ICT Tip: Using Google Maps in a language class

5 Aug

Quick overview: A tip for using Google Maps in conjunction with a written novel to enhance the student’s experience of a book.

What does it do? Google Maps (http://maps.google.com) is a website that allows your students to view satellite maps and roads throughout the world.

How can it be used in a classroom? This particular teacher I found on the web (Tom Woodward) uses Google Maps/Earth in conjunction with a novel that the students read in the class. He basically uses Google Earth to point out various important plot points on an actual map. I think it’s a great idea to get your class more interested in a novel they are reading! Be sure to check it out the class map at: http://tinyurl.com/476j4w

An excerpt from the teacher’s website: The novel is Whirligig by Paul Fleischman- very powerful book that’s a quick read. It’s a great novel for this type of project (fiction but almost all real locations). The main character travels to the four corners of the U.S. (on a Greyhound Bus) as an act of atonement for killing a young girl in a DUI accident.
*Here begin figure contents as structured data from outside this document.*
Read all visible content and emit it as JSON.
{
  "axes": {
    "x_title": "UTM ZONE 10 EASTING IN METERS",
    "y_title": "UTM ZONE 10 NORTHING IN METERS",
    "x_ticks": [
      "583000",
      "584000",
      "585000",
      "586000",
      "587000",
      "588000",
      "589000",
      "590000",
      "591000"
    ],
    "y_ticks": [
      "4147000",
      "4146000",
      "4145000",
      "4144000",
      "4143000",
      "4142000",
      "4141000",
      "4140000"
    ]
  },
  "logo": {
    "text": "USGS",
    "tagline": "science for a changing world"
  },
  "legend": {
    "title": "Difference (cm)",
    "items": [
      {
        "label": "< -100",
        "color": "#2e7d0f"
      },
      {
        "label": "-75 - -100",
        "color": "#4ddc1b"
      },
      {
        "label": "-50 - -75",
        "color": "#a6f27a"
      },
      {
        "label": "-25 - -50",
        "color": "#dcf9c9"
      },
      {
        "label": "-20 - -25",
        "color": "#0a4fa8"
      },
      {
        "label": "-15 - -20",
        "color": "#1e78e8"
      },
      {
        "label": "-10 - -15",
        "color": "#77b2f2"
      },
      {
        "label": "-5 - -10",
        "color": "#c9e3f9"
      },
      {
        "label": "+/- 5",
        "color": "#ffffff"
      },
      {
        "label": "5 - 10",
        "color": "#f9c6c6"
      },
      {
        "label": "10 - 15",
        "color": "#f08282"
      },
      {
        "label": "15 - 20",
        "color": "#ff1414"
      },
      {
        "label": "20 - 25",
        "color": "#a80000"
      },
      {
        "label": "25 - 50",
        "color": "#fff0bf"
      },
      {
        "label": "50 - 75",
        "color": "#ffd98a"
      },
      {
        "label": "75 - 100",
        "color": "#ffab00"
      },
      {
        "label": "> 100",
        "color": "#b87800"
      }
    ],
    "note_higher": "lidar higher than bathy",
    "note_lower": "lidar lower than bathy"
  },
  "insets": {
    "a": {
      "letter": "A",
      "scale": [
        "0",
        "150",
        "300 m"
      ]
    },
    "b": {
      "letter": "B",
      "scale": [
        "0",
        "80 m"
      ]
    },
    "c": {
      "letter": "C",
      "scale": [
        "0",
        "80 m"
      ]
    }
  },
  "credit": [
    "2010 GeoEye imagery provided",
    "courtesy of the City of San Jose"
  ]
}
I’ve got the main locations mapped (some real specific information in Chicago) as well as most of the route. It will continue to expand as the students progress through the novel. Now, what makes this useful? I figure you’ve got two options.

  1. You use it as a ancillary material to help get the students more involved in the novel. Let them explore the map and get them involved in explaining things and interacting with the information- otherwise it’s just a fancy map.
  2. You have the students add the information for the placemarks in Google Earth. Let them decide what is important at each location.